Ce ne sont pas en effet les violences, incidents, reports ou difficultés d’organisation ponctuelles et locales qu’il faut discuter et pointer du doigt, mais bien l’impréparation générale, la dislocation nationale de l’examen du baccalauréat qui s’observe partout depuis que la première cession d’épreuves communes de contrôle continu a été lancée dans tous les lycées.
De cette première, qui pour un coup d’essai n’est pas un coup de maître, ce ne sont donc pas les désordres autour des épreuves qu’il faut retenir mais bien le désordre des épreuves elles-mêmes, désordre introduit dans l’organisation pédagogique d’une année scolaire, dans l’équité d’un examen national, dans la préparation rationnelle d’une épreuve du bac.
Ce désordre structurel est bien le fait du ministère et de sa réforme, et traduit plus que du mépris vis à vis du corps enseignant, il traduit, chose plus grave, une méconnaissance de ce qu’est le travail du professeur, ce que c’est que faire un cours, traiter un objet d’étude, étudier un chapitre du programme, faire des exercices, des devoirs, des corrections, comme si le contrôle continu pouvait s’incruster dans ce tissu d’actions pédagogiques sans blesser ou froisser les muscles sollicités.
Mais qui écoute-t-on vraiment au ministère ? Pour introduire ce contrôle continu qui, sur le fond, est une idée intéressante et appelée par certains, a-t-on écouté, sollicité, mis à contribution ceux qui sont sur le terrain : enseignants, chefs d’établissement, inspecteurs pédagogiques, inspecteurs généraux ?
C’est bien cette méconnaissance du métier par ceux qui ont mission de le diriger qui provoque la colère de ceux qui quotidiennement font face aux élèves, ont à cœur de les rassurer, de les accompagner, de les pousser dans les études, de leur donner confiance en eux-mêmes et dans le système.

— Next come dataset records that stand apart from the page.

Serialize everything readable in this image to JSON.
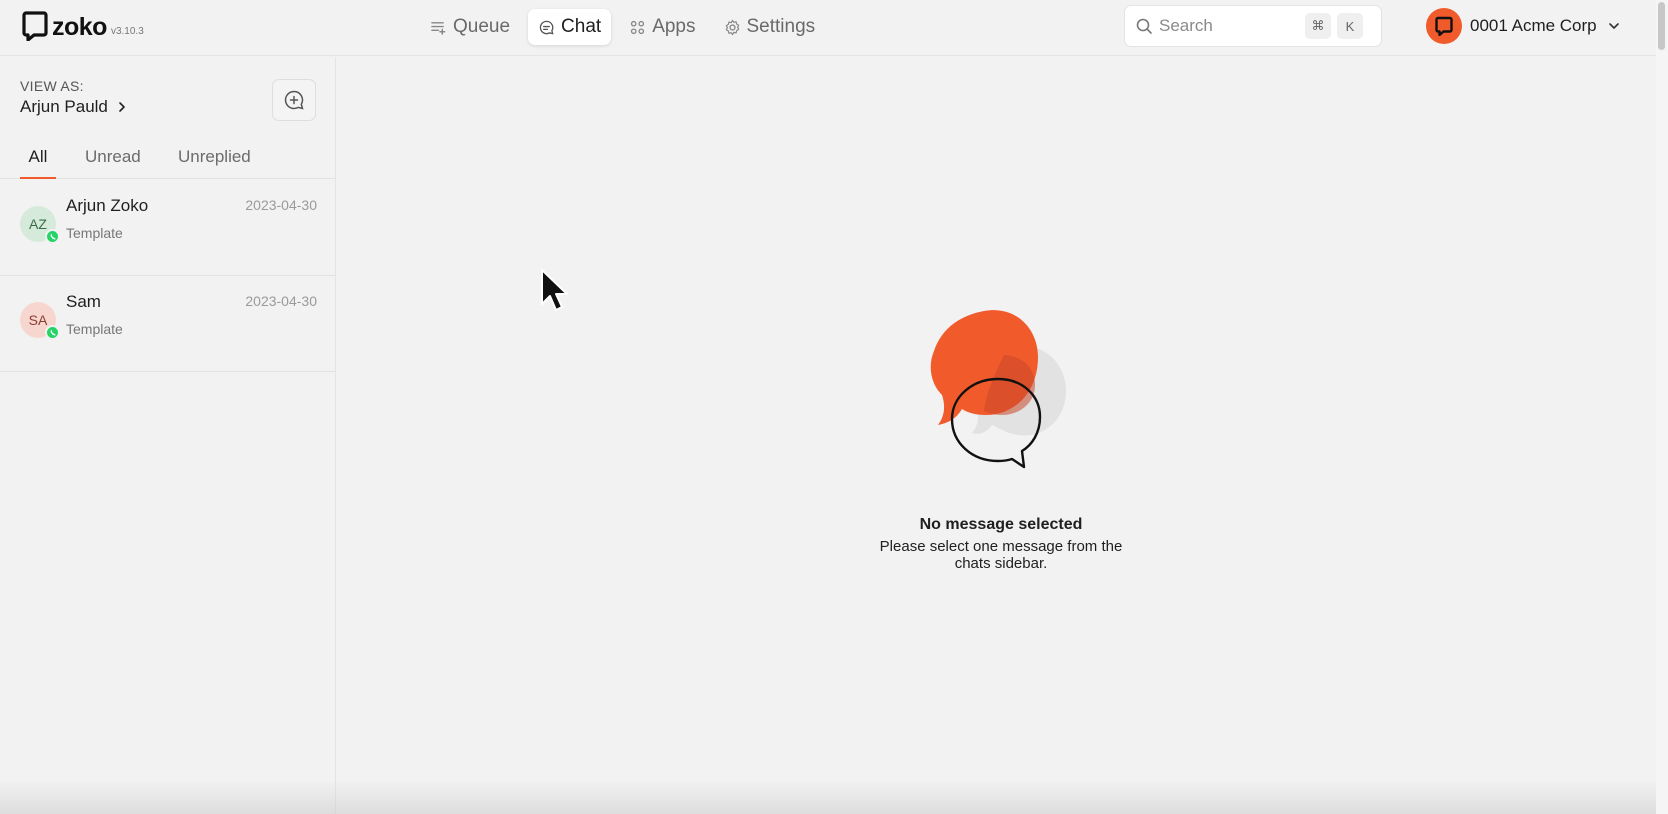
{
  "header": {
    "logo_word": "zoko",
    "version": "v3.10.3",
    "nav": [
      {
        "label": "Queue",
        "icon": "queue-icon"
      },
      {
        "label": "Chat",
        "icon": "chat-icon"
      },
      {
        "label": "Apps",
        "icon": "apps-icon"
      },
      {
        "label": "Settings",
        "icon": "gear-icon"
      }
    ],
    "search": {
      "placeholder": "Search",
      "kbd": [
        "⌘",
        "K"
      ]
    },
    "org": {
      "name": "0001 Acme Corp"
    }
  },
  "sidebar": {
    "view_as_label": "VIEW AS:",
    "view_as_name": "Arjun Pauld",
    "tabs": [
      "All",
      "Unread",
      "Unreplied"
    ],
    "chats": [
      {
        "initials": "AZ",
        "name": "Arjun Zoko",
        "subtitle": "Template",
        "date": "2023-04-30"
      },
      {
        "initials": "SA",
        "name": "Sam",
        "subtitle": "Template",
        "date": "2023-04-30"
      }
    ]
  },
  "main": {
    "empty_title": "No message selected",
    "empty_subtitle": "Please select one message from the chats sidebar."
  },
  "colors": {
    "accent": "#f15a2b",
    "whatsapp": "#25d366"
  }
}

Oui le contrôle continu existe dans la plupart des pays européens dans des proportions très variables, et la France, sa population comme ses enseignants, n’est pas opposée à son introduction partielle dans l’évaluation terminale. Ainsi la lutte actuelle n’est pas celle de l’immobilisme contre la réforme, celle d’un corps enseignant timoré et conservateur contre un ministère audacieux et progressiste : elle est celle de réformistes consciencieux et éclairés contre des réformistes aveugles et déconnectés.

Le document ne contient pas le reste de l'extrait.